К теме средневековой инквизиции обращается А.Ф. Вельтман в рассказе «Иоланда». Писатель, неизменно оставаясь верным своему стилю (В.Г. Белинский охарактеризовал талант Вельтмана как «причудливый, капризный, любящий странности» ), «редуцирует» сюжет, создавая в нем значительные смысловые лакуны, затрудняющие понимание происходящего. Можно сказать, что в определенной степени ввиду подобной «осколочности» сюжета именно образ Средневековья (указана конкретная дата происходящего - 1315 г.) выходит здесь на первый план, на его воссоздание смещаются смысловые акценты. В отличие от Ливонских повестей здесь перед нами не героическая рыцарская тематика, но атмосфера акцентированной загадочности и зловещей таинственности. Упоминание в начале рассказа церкви св. Доминика, которую герой, «славный церопластик» Гюи Бертран, наблюдает из своего окна, сразу вызывает невольные ассоциации с темой инквизиции. Само описание базилики в лучах заходящего солнца перекликается с целым рядом описаний средневековых замков неизменно в вечернее время (можно вспомнить предромантическую вещь Н.М. Карамзина «Остров Борн-гольм», одну из Ливонских повестей Марлинского «Замок Нейгаузен» и др.). Далее в рассказе появляются тема чернокнижия, ворожбы (то ли настоящего, то ли мнимого), некоей запретной любви, роковой ошибки и, наконец, суда инквизиции и аутодафе. Можно с уверенностью констатировать, что Вельтман, как и Марлинский, уделяет большое внимание описанию вещных реалий эпохи (предметам, одежде, интерьеру), а также созданию «словесных картин», часто статичных, но со скрупулезно прописанными деталями -бледная женщина в черном «подле ниши, задернутой черной занавеской» , инквизиторы на заседании суда, шествие приговоренных к месту казни. Таким образом, создается яркий, эффектный, узнаваемый образ эпохи.
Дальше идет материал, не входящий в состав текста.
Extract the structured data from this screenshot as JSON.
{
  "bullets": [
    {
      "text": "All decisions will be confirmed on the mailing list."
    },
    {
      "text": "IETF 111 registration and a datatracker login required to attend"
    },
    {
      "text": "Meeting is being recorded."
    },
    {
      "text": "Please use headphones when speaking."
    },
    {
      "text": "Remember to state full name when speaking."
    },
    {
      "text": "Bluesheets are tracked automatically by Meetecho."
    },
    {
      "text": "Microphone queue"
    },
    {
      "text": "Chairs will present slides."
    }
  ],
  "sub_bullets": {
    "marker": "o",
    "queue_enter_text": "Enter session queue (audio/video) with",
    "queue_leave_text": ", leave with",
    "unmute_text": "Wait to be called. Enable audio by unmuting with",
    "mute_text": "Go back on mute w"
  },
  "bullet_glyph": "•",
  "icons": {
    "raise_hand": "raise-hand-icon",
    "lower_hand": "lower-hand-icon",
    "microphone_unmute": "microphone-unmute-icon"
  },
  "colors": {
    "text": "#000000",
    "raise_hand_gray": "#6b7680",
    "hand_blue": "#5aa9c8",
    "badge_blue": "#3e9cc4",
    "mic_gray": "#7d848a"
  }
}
Еще одна значимая тема, прочно ассоциирующаяся со Средневековьем и вызывавшая в романтический период особый, повышенный интерес - это тема тайных учений, тайной науки, прежде всего - алхимии (об этом упоминает и Гоголь в цитированной выше статье). Писателем и философом, глубоко и серьезно интересовавшимся в том числе этой стороной мистического знания, был В.Ф. Одоевский; заинтересованность эта отразилась и в художественном творчестве. Однако Одоевский шел уже путем совершенно иным, нежели Марлинский и Вельтман, и апелляция его к столь почитаемой им немецкой эстетике и философии также была своеобразной. В качестве примера можно вспомнить рассказ «Реторта», открывающий цикл «Пестрые сказки с красным словцом...». Ироничная отсылка к Средневековью присутствует уже в самом начале: «В старину были странные науки, которыми занимались странные люди. Этих людей прежде боялись и уважали; потом жгли и уважали; нам одним пришло в голову и не бояться, и не уважать их. И подлинно, - мы на это имеем полное право!» . Однако далее становится очевидно, что авторская ирония направлена не на Средневековье (о котором, напротив, говорится почтительно и восторженно), а в сторону современного состояния душ и умов: «Но не в этом ли беда наша? Не оттого ли, что предки наши давали больше воли своему воображению, не оттого ли и мысли их были шире наших и, обхватывая большее пространство в пустыне бесконечного, открывали то, чего нам ввек не открыть в нашем мышином горизонте?» . Рассказ изобилует отсылками к средневековой философии и науке, в частности к именам и трудам известных ученых-алхимиков, а алхимический опыт с нагреванием амальгамы в реторте становится своеобразным

«смысловым ключом» ко всему циклу и метафорой художественного творчества вообще (действительность, «нагреваемая в реторте» писательской фантазии, превращается в литературное произведение).

Таким образом, образ Средневековья создавался во многом сквозь призму литературности, отправной точкой при этом (особенно на ранних этапах романтизма) было стремление подражать как стилю западноевропейских авторов, так и иноземному «колориту» в целом.

Спустя почти столетие, на рубеже Х1Х-ХХ веков необходимость обновления всех эстетических и стилевых основ искусства ощущалась достаточно остро. Следует подчеркнуть, что речь шла именно об обновлении, а не о становлении, как это происходило в начале века XIX. И если на заре романтизма разнообразные художественные опыты были связаны с «юношеским» освоением западноевропейского опыта, то эпоха серебряного века ощущала скорее «старческую» усталость от столетнего бремени классической культуры и была активно заинтересована в поисках полемичных, альтернативных путей художественного воплощения.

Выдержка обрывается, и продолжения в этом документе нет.